KONGRE HAZIRLIKLARI
Bir söz vardır, herkes sabahtan akşama kendi yargıcına sövme hakkına sahiptir, derler. Bizim parti kongremiz de, herhangi bir partinin kongresi gibi, önderliğe oynayan ama bozguna ugrayan bazı kişiler için bir yargıçtı. Bugün bu "azınlık" temsilcileri, zavallılık sınırına yaklaşan tam bir bönlükle "kendi yargıçlarına sövüyorlar", kongreye gölge düşürmek, onun önemini ve yetkisini küçültmek için ellerinden geleni yapıyorlar. Bu çaba, belki de en canlı biçimde, 57 sayılı İskra'daki bir yazıda, kongrenin egemen "göksel bir varlık" olduğu düşüncesini tiksintiyle karşıladığını söyleyen "Pratik İşçi"[3] tarafından dile getiriliyor.
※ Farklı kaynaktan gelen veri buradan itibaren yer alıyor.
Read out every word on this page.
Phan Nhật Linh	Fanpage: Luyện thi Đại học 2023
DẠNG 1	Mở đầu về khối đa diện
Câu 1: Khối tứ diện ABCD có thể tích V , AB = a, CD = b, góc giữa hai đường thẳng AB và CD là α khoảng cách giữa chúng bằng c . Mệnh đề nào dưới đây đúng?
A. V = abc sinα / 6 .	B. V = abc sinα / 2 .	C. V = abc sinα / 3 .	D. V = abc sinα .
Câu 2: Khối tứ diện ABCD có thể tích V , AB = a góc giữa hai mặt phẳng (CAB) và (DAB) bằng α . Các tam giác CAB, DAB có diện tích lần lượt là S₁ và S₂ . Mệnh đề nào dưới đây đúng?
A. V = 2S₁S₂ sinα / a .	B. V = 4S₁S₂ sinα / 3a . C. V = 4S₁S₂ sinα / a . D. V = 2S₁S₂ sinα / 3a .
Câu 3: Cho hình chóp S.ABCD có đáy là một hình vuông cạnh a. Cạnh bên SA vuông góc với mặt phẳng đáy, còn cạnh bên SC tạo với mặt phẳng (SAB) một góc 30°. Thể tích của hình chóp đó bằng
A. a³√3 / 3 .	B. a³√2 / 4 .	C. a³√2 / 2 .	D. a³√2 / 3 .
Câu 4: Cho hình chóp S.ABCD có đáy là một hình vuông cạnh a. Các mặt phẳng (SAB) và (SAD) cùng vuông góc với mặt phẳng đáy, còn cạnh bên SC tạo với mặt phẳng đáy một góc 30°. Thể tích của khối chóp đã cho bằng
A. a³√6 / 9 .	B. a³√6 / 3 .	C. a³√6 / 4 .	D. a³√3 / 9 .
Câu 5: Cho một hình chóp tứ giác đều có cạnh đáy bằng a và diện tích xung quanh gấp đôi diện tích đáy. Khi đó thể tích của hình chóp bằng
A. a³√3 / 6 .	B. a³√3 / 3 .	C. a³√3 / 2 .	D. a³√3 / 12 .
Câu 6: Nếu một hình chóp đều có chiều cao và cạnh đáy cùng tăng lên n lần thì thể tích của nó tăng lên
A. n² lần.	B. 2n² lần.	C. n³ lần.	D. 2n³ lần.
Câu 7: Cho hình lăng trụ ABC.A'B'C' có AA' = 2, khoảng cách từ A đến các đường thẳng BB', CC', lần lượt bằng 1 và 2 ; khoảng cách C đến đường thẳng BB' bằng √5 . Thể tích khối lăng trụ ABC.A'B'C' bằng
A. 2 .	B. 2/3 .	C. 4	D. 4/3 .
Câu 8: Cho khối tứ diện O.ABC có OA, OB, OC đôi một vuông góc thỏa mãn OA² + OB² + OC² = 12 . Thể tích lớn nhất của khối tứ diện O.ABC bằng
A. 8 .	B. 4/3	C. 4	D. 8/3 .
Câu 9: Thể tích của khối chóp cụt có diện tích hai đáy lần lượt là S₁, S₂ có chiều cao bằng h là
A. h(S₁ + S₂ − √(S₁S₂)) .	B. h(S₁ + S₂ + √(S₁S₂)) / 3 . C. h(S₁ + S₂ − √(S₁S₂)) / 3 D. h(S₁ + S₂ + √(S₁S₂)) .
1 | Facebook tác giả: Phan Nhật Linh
Bu, yeni İskra'nın, suskunlukla geçiştirilmesi olanaksız, çok (sayfa: 12) karakteristik bir özelliğidir. Çoğunluğu kongre tarafından reddedilen yazıkurulu, bir yandan kendisine "parti"nin yazıkurulu adını yakıştırıyor, öte yandan kongrenin göksel bir varlık olmadığını öne süren kişilere kucak açıyor. Ne güzel değil mi? Evet beyler, kongre gerçekte göksel bir varlık değildi; ama orada yenik düştükten sonra kongreye "sövüp sayanlara" ne demeli?
İskra, 1900'de yayın hayatına girişini duyururken,[1*] daha ilk baştan, birleşmemizden önce, sınır çizgilerinin belirlenmesi gerektiğini belirtmişti, İskra, 1902 konferansını[4] bir parti kongresi[2*] olarak değil, özel bir toplantı olarak gerçekleştirmeye çalışıyordu. İskra, konferansta seçilen hazırlık komitesini yeniden kurduğu 1902 yaz ve güz aylarında aşırı ölçüde ihtiyatlı davranıyordu. Sonunda, sınırların çizimi işlemi, hepimizin bildiği gibi, tamamlanmıştı. Hazırlık komitesi, 1902 yılının sonunda kurulmuştu. İskra, komitenin sağlam bir şekilde kuruluşunu olumlu karşıladı ve 32'nci sayısında yayınlanan bir başyazıda, bir parti kongresinin toplantıya çağrılmasının çok ivedi ve ciddi bir zorunluk olduğunu ilân etti.[3*] Bu durumda, bize yüklenebilecek en son suç, ikinci kongreyi toplamakta ivedi davranmış olmamızdır. Gerçekte bize rehberlik eden kural, kumaşı kesmeden önce yedi kez ölçünüz, kuralıydı; kumaş kesildikten sonra, artık yoldaşlarımızın sızlanmaya başlamamalarını ve kumaşı tekrar tekrar ölçmeye kalkışmamalarını beklemek hakkımızdı.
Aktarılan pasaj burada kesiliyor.